To test his hypothesis, LeVay obtained brain tissue from 41 people who died in seven hospitals in Southern California and New York. The study was forced to rely on cadavers because the INAH 3 region is too small to be seen in living humans even with the most sophisticated imaging equipment.


“What’s really made this study possible is the AIDS epidemic,” he said. “For the first time, we have young men dying with a known sexual orientation. I had an opportunity to take advantage of this tragedy to find out something of value to science.”

Nineteen of the brains were from homosexual men who died of complications of AIDS. Sixteen brains were from presumed heterosexual men, six of whom had also died of AIDS. And six were from presumed heterosexual women. He was unable to obtain brains from lesbians because few contract and die from AIDS.

LeVay reported that he examined the brains without knowing the sex or the sexual orientations of the donors. When he later matched his observations with the personal information, LeVay observed that INAH 3 in heterosexual men was about twice as large as in women. But he also found that the same region in the gay men was much smaller, about the same size as in women.

LeVay said he found no difference in the size of INAH 3 among heterosexuals who died of AIDS and those who died of other causes, eliminating the disease as a likely source of the size difference.


But some researchers criticized LeVay’s work, speculating that the brains from AIDS patients might reflect the havoc wreaked by the virus, which is known to affect the brain and central nervous system.

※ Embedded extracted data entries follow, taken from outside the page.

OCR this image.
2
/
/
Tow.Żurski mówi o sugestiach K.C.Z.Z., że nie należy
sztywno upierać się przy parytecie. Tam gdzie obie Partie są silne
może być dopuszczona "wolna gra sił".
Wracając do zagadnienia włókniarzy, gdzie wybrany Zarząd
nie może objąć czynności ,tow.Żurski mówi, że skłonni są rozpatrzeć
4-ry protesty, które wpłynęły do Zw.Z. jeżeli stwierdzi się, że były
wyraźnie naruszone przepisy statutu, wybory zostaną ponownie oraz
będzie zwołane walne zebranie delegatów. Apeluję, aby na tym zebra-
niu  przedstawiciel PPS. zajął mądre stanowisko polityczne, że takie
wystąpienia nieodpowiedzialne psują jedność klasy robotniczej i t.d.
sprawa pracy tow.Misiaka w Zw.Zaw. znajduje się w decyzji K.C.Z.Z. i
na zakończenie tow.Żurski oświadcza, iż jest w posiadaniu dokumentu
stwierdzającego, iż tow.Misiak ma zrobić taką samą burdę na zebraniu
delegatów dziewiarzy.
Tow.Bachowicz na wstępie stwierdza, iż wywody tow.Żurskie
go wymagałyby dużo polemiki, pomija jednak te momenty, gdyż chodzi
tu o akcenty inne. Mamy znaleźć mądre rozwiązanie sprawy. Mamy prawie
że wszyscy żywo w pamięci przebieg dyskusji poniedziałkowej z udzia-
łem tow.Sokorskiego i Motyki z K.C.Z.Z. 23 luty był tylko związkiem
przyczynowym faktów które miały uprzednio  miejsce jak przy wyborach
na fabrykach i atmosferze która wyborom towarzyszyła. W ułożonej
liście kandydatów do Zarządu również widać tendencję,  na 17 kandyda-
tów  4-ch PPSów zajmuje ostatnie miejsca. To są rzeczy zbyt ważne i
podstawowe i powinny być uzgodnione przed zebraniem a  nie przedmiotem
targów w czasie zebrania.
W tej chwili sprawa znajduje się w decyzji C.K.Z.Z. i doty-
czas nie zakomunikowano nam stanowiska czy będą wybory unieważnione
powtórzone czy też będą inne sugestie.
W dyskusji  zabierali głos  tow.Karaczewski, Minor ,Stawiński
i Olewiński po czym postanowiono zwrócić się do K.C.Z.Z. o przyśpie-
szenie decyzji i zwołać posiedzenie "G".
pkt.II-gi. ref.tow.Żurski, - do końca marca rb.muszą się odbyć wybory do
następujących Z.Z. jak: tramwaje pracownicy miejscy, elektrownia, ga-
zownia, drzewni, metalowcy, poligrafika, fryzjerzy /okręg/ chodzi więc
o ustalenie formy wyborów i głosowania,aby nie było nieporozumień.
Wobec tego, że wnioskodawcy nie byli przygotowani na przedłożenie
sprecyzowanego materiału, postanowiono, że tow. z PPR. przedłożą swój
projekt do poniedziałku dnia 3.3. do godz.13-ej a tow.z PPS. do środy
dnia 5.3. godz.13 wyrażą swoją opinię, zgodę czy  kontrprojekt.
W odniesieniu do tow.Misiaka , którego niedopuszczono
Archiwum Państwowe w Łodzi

“Certainly, AIDS affects the central nervous system. It would be nice to get some confirmation of this without the confounding variable of the disease,” said Dr. Gloria Hoffman, associate professor of physiology at the University of Pittsburgh School of Medicine.

Hoffman and others agreed that LeVay’s showed the direction for further study.

“This is a very interesting initial result,” said NIMH’s Nakamura, “but it will require a much larger effort to be convinced that there is a link between this structure and homosexuality.”